ÇİRKİN SESLİ MÜEZZİN

A+
A-

Mesnevi Hikâyelerinden Dersler:33

ÇİRKİN SESLİ MÜEZZİN

Sesi çok çirkin olan bir müezzin gayr-ı müslimlerin ülkesinde ezan okumaya başladı. Müslümanlar kargaşa çıkacak diye endişelenirken, bir gün bir gayr-ı müslim elinde gâyet değerli bir elbise çıkageldi:

-O ezan okuyan müezzin, o kutlu kişi nerede, bana gösterin, onun ezanı beni rahatlattı, ona olan borcumu ödemeli, ona bu hediyeleri vermeliyim, diyordu.

Müslümanlar şaşırdılar:

-Yahu dediler, nasıl olur da o çirkin ses insana rahatlık verir?

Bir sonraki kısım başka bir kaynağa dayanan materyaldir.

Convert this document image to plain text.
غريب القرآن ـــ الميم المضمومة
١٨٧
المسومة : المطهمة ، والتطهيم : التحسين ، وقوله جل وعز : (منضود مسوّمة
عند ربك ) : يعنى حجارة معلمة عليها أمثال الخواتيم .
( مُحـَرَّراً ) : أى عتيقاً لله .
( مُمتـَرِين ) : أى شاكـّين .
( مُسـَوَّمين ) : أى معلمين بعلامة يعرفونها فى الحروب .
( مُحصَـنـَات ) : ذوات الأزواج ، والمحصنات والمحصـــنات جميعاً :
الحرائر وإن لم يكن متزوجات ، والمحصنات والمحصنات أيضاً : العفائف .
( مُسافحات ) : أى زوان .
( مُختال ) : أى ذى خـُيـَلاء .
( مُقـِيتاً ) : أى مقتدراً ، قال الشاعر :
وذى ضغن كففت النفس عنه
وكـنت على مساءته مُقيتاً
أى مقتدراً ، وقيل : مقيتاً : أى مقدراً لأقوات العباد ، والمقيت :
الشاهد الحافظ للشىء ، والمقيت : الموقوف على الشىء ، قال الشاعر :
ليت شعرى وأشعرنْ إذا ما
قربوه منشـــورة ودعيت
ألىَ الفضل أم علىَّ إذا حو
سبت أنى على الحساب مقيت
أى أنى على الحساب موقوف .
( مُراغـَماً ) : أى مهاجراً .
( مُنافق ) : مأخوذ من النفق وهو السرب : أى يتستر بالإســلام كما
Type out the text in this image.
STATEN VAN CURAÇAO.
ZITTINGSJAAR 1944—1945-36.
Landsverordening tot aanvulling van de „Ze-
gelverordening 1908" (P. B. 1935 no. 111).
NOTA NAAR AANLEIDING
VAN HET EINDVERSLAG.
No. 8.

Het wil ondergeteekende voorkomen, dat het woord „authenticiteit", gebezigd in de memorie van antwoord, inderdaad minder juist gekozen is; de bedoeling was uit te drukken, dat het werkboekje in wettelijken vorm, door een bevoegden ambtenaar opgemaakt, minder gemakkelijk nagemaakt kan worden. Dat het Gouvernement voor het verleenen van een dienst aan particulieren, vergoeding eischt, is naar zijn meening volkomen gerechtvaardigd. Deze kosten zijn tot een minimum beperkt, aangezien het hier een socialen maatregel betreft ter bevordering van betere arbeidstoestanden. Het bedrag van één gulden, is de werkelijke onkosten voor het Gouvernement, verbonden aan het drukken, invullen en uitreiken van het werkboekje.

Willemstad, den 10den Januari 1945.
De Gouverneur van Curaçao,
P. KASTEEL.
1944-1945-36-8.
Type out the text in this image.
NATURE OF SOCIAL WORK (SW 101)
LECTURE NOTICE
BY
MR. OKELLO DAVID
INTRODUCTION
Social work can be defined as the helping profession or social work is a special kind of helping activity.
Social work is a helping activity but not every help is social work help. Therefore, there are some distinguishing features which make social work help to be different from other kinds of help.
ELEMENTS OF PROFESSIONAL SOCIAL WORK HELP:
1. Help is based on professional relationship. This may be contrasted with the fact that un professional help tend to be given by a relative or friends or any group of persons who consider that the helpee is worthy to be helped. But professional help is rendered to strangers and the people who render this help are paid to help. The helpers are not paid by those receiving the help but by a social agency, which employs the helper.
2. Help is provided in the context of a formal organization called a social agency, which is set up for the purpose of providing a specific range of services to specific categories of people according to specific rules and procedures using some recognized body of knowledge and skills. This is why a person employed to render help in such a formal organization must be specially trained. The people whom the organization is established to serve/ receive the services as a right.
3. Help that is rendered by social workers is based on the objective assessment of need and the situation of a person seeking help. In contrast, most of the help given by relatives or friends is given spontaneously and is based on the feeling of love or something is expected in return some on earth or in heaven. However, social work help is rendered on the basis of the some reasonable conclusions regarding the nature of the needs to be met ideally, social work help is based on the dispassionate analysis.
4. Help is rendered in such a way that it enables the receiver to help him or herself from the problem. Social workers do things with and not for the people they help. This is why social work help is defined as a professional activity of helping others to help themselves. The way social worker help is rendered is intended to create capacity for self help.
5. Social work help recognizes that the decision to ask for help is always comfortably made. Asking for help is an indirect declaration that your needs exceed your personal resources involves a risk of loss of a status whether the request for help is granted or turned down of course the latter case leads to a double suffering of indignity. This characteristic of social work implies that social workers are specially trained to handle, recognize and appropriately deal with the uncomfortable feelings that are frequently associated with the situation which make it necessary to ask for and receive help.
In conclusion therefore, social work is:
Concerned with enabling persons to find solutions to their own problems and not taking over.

Gayr-ı müslim şöyle anlattı:

-Benim çok güzel bir kızım var. Çoktandır müslüman olmayı kafasına koymuştu. Ben her ne yaptıysam bundan vazgeçiremedim. Geçenlerde bu adamın sesini duyunca bana sordu: “Bu nedir, ben böylesine çirkin bir ses daha duymadım.” dedi. Ben, bu ezandır, müslümanları ibâdete çağırıyor, dedim. Bana inanmadı, birkaç kişiye daha sordu. Herkes aynı şeyi söyleyince müslüman olmaktan vazgeçti. Ben de böylece rahatladım. Onun için bu hediyeleri getirdim. (Mesnevî, C. V, beyit: 3367 vd. )

AÇIKLAMA:

Bu hikâyenin az farklı bir şekli şöyledir: Evvelce o mahallede çok güzel sesli bir müezzin vardır. Onun son derece etkili sesiyle okuduğu ezanları dinleyen gayr-ı müslim kız, bu sebeple müslüman olmaya karar vermiştir. Eski müezzinin yerine gelen çirkin sesli ve kötü okuyuşlu yeni müezzin onu bu kararından vaz geçirir.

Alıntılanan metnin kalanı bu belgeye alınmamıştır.